Art Aurea Sie hatten bereits vor Ihrer Zeit als Galeristin in Bangkok künstlerischen Schmuck gesammelt. Wie ist es dazu gekommen? Wo und wann haben Sie zeitgenössischen Schmuck kennengelernt?
Atinuj Tantivit Als ich zwischen 1994 und 2004 in den USA studierte und lebte, begann ich mit dem Sammeln von indianischem Schmuck. Nach meinem Abschluss in Marine Resource Management in Miami arbeitete ich eine Weile auf dem Gebiet der Meereswissenschaften und begann als Hobby, Schmuck zu machen, das interessierte mich bald mehr als in ein Büro zu gehen. Zu dieser Zeit kaufte ich auch meinen ersten zeitgenössischen Schmuck. Er war von Gabrielle Gould, einer amerikanischen Künstlerin, die von einer lokalen Galerie für Kunsthandwerk vertreten wird.
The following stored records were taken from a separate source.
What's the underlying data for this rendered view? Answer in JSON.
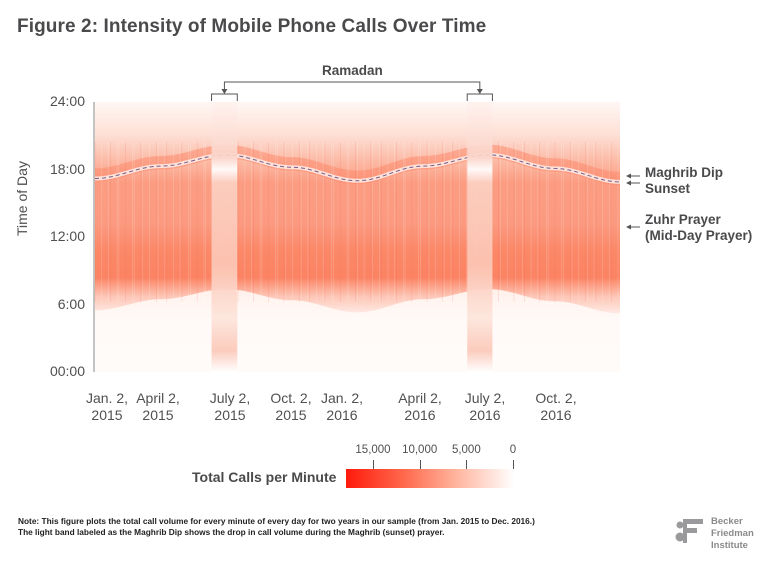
{
  "title": "Figure 2: Intensity of Mobile Phone Calls Over Time",
  "chart_data": {
    "type": "heatmap",
    "title": "Figure 2: Intensity of Mobile Phone Calls Over Time",
    "xlabel": "",
    "ylabel": "Time of Day",
    "x_range": [
      "2015-01-01",
      "2016-12-31"
    ],
    "y_range": [
      "00:00",
      "24:00"
    ],
    "x_ticks": [
      {
        "line1": "Jan. 2,",
        "line2": "2015",
        "frac": 0.0
      },
      {
        "line1": "April 2,",
        "line2": "2015",
        "frac": 0.123
      },
      {
        "line1": "July 2,",
        "line2": "2015",
        "frac": 0.248
      },
      {
        "line1": "Oct. 2,",
        "line2": "2015",
        "frac": 0.374
      },
      {
        "line1": "Jan. 2,",
        "line2": "2016",
        "frac": 0.5
      },
      {
        "line1": "April 2,",
        "line2": "2016",
        "frac": 0.625
      },
      {
        "line1": "July 2,",
        "line2": "2016",
        "frac": 0.749
      },
      {
        "line1": "Oct. 2,",
        "line2": "2016",
        "frac": 0.875
      }
    ],
    "y_ticks": [
      {
        "label": "24:00",
        "hour": 24
      },
      {
        "label": "18:00",
        "hour": 18
      },
      {
        "label": "12:00",
        "hour": 12
      },
      {
        "label": "6:00",
        "hour": 6
      },
      {
        "label": "00:00",
        "hour": 0
      }
    ],
    "maghrib_curve_hours": [
      {
        "date_frac": 0.0,
        "hour": 17.2
      },
      {
        "date_frac": 0.125,
        "hour": 18.3
      },
      {
        "date_frac": 0.25,
        "hour": 19.3
      },
      {
        "date_frac": 0.375,
        "hour": 18.2
      },
      {
        "date_frac": 0.5,
        "hour": 17.0
      },
      {
        "date_frac": 0.625,
        "hour": 18.3
      },
      {
        "date_frac": 0.75,
        "hour": 19.3
      },
      {
        "date_frac": 0.875,
        "hour": 18.1
      },
      {
        "date_frac": 1.0,
        "hour": 16.9
      }
    ],
    "ramadan_periods": [
      {
        "start_frac": 0.222,
        "end_frac": 0.271
      },
      {
        "start_frac": 0.709,
        "end_frac": 0.757
      }
    ],
    "intensity_profile": "High call volume roughly 08:00–21:00 (peak around 10:00–12:00), low overnight 00:00–07:00; dip along Maghrib (sunset) line; reduced daytime volume during Ramadan",
    "colorbar": {
      "title": "Total Calls per Minute",
      "ticks": [
        15000,
        10000,
        5000,
        0
      ],
      "tick_labels": [
        "15,000",
        "10,000",
        "5,000",
        "0"
      ],
      "max_color": "#ff1a0d",
      "min_color": "#ffffff"
    },
    "annotations": [
      {
        "text": "Ramadan",
        "type": "bracket"
      },
      {
        "line1": "Maghrib Dip",
        "line2": "Sunset",
        "hour": 17.2
      },
      {
        "line1": "Zuhr Prayer",
        "line2": "(Mid-Day Prayer)",
        "hour": 12.6
      }
    ]
  },
  "note": {
    "line1": "Note: This figure plots the total call volume for every minute of every day for two years in our sample (from Jan. 2015 to Dec. 2016.)",
    "line2": "The light band labeled as the Maghrib Dip shows the drop in call volume during the Maghrib (sunset) prayer."
  },
  "logo": {
    "mark": "BF",
    "line1": "Becker",
    "line2": "Friedman",
    "line3": "Institute"
  },
  "colors": {
    "heat_peak": "#fb8063",
    "heat_mid": "#fcb09a",
    "maghrib_line": "#7a5a8a",
    "text": "#4a4a4c"
  }
}
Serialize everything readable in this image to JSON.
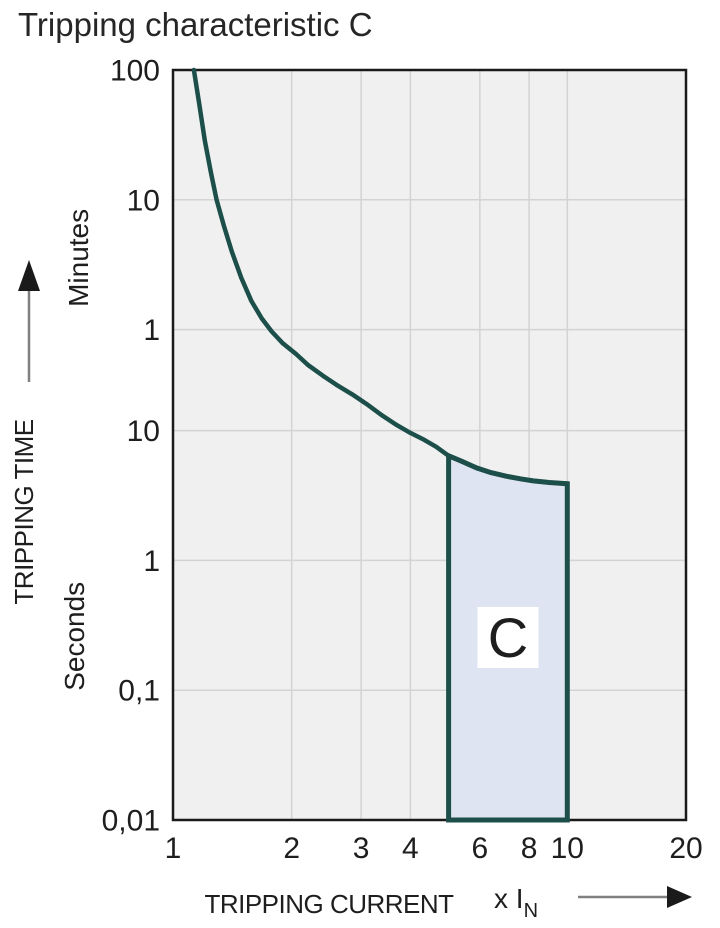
{
  "page": {
    "title": "Tripping characteristic C"
  },
  "colors": {
    "curve": "#1d4f4a",
    "region_fill": "#dfe4f3",
    "region_border": "#1d4f4a",
    "plot_background": "#f0f0f0",
    "grid": "#d3d3d3",
    "plot_border": "#1a1a1a",
    "text": "#1e1e1e",
    "arrow_line": "#808080",
    "arrow_head": "#1a1a1a",
    "label_box": "#ffffff"
  },
  "chart_data": {
    "type": "line",
    "title": "Tripping characteristic C",
    "grid": true,
    "x_axis": {
      "title": "TRIPPING CURRENT",
      "unit_label": "x I",
      "unit_subscript": "N",
      "scale": "log",
      "min": 1,
      "max": 20,
      "ticks": [
        {
          "label": "1",
          "v": 1,
          "grid": false
        },
        {
          "label": "2",
          "v": 2,
          "grid": true
        },
        {
          "label": "3",
          "v": 3,
          "grid": true
        },
        {
          "label": "4",
          "v": 4,
          "grid": true
        },
        {
          "label": "6",
          "v": 6,
          "grid": true
        },
        {
          "label": "8",
          "v": 8,
          "grid": true
        },
        {
          "label": "10",
          "v": 10,
          "grid": true
        },
        {
          "label": "20",
          "v": 20,
          "grid": false
        }
      ]
    },
    "y_axis": {
      "title": "TRIPPING TIME",
      "scale": "log",
      "min_seconds": 0.01,
      "max_seconds": 6000,
      "unit_labels": [
        {
          "label": "Minutes",
          "center_t": 214
        },
        {
          "label": "Seconds",
          "center_t": 0.26
        }
      ],
      "ticks": [
        {
          "label": "100",
          "t": 6000,
          "grid": false
        },
        {
          "label": "10",
          "t": 600,
          "grid": true
        },
        {
          "label": "1",
          "t": 60,
          "grid": true
        },
        {
          "label": "10",
          "t": 10,
          "grid": true
        },
        {
          "label": "1",
          "t": 1,
          "grid": true
        },
        {
          "label": "0,1",
          "t": 0.1,
          "grid": true
        },
        {
          "label": "0,01",
          "t": 0.01,
          "grid": false
        }
      ]
    },
    "series": [
      {
        "name": "C tripping curve",
        "points": [
          [
            1.13,
            6000
          ],
          [
            1.165,
            3300
          ],
          [
            1.205,
            1700
          ],
          [
            1.25,
            950
          ],
          [
            1.29,
            600
          ],
          [
            1.345,
            380
          ],
          [
            1.41,
            240
          ],
          [
            1.49,
            150
          ],
          [
            1.58,
            100
          ],
          [
            1.68,
            73
          ],
          [
            1.78,
            58
          ],
          [
            1.9,
            47
          ],
          [
            2.05,
            39
          ],
          [
            2.2,
            32
          ],
          [
            2.4,
            26.5
          ],
          [
            2.6,
            22.5
          ],
          [
            2.85,
            19
          ],
          [
            3.1,
            16
          ],
          [
            3.4,
            13
          ],
          [
            3.7,
            11
          ],
          [
            4.0,
            9.6
          ],
          [
            4.3,
            8.6
          ],
          [
            4.65,
            7.5
          ],
          [
            5.0,
            6.4
          ],
          [
            5.4,
            5.8
          ],
          [
            5.9,
            5.15
          ],
          [
            6.4,
            4.75
          ],
          [
            7.0,
            4.45
          ],
          [
            7.6,
            4.25
          ],
          [
            8.2,
            4.1
          ],
          [
            9.0,
            3.98
          ],
          [
            10.0,
            3.9
          ]
        ]
      }
    ],
    "region": {
      "label": "C",
      "x_min": 5,
      "x_max": 10,
      "bottom_t": 0.01
    }
  }
}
Nachdem ich über meine Möglichkeiten nachgedacht hatte, entschloss ich mich, die Meereswissenschaften aufzugeben und begann, die Schmuckwelt zu erkunden. Ich dachte, ich müsste mehr über Edelsteine wissen, also schrieb ich mich am GIA in Kalifornien ein, um Gemmologie zu studieren. Zu dieser Zeit suchte ich auch nach Büchern über modernen Schmuck, obwohl ich noch nichts darüber wusste und die Szene für zeitgenössischen Schmuck in den USA nicht groß war. Deshalb ging ich nach Europa – wo ich von 2004 bis 2008 blieb – um Kurse zu belegen. Mein erstes zeitgenössisches Schmuckstück kaufte ich in der Galerie von Louise Smit in Amsterdam. Es war Beppe Kesslers Halskette „Never a dull moment” [nie ein langweiliger Moment]. Der größte Teil meiner frühen Ausbildung im zeitgenössischen Schmuck stammt aus Büchern. Ich habe immer noch eine große Sammlung von Büchern über Schmuck in der ATTA-Galerie. Meine erste Erfahrung, die mir die Augen öffnete, war die Ausstellung „Schmuck“ in München im Jahr 2009, auf der ich weitere Stücke kaufte. Das war aber erst der Anfang!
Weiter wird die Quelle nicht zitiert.